In this case it’s Dave Flook of London, Ontario (The London Free Press, 1/31/09). He’s in the middle of learning a few of those lessons life teaches you sometimes.

He and his girlfriend lived together and had a child. Things were OK for a while, but tensions arose and she left with the baby to go to her parents’ house for “the weekend.” But “the weekend” is still going on. She still has the child, now 18 months old, and he’s trying to get some semblance of a life with his daughter by representing himself in family court (he can’t afford legal representation).

But the court, Dave has learned, doesn’t seem very interested in actually deciding the case.
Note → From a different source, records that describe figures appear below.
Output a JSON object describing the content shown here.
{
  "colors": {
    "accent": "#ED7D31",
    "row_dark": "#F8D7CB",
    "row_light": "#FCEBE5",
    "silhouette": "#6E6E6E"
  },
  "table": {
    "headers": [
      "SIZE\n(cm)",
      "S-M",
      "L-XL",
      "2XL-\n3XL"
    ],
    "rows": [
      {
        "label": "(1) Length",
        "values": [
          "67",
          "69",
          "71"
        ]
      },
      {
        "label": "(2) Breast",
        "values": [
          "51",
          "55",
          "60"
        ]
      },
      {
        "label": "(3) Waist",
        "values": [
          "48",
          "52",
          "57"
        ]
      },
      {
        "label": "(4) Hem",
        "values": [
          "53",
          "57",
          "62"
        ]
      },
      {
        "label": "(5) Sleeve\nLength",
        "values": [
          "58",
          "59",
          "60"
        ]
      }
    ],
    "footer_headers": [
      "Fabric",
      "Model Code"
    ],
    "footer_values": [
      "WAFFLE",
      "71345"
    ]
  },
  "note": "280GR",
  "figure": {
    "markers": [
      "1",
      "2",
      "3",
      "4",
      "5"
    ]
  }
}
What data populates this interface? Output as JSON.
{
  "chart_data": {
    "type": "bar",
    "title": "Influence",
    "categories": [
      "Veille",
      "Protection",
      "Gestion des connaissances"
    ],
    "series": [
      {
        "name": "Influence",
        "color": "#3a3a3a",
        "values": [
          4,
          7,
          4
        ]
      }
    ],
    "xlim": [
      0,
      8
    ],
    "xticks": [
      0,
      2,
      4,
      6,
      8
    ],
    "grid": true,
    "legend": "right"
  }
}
Delay is the order of the day. His ex’s lawyer knows what Dave apparently hasn’t learned yet – the longer she has custody the less inclined the court will be to grant Dave much visitation. And of course his chance at primary physical custody went out the window long ago. After all, he hasn’t established himself as a “responsible” father, hasn’t spent much time with his daughter and by now she may be only dimly aware of who he is.

Dave may think the court will care that all of that was caused, not by his neglect, but by his ex’s unilateral decision to abscond with his child. That will be another lesson for him – the court won’t give a tinker’s damn about that. The court, the better to ponder the arcana of the “best interests of the child,” will likely appoint an expert who will inquire into which parent has more perfectly “bonded” with the child. And lo and behold, that person will turn out to be, ipso facto, the mother. After that the only issue will be how much Dave pays. Call the next case.

I’ve said it before: in family courts, as nowhere else in life or law, we place the “rights” of one free adult, not in his own hands, but in those of another. When the child was born, Dave Flook supposedly had some form of parental rights. But when his daughter’s mother took away the little girl, Dave’s rights started disappearing like sand through an hour glass. Far from punishing her, the court, by giving her primary physical custody and child support, rewards that behavior.

Having rewarded her bad behavior, the court simultaneously punishes his good behavior. After all, I suppose he could have kidnapped the child just like she did. But he played by the rules and, objectively, the court disapproves of that.

His rights, her decision.

And none of this says a word about the child’s rights to a father.

Child’s rights, mother’s decision.

Those are hard lessons indeed, but ones I suspect Dave Flook won’t soon forget.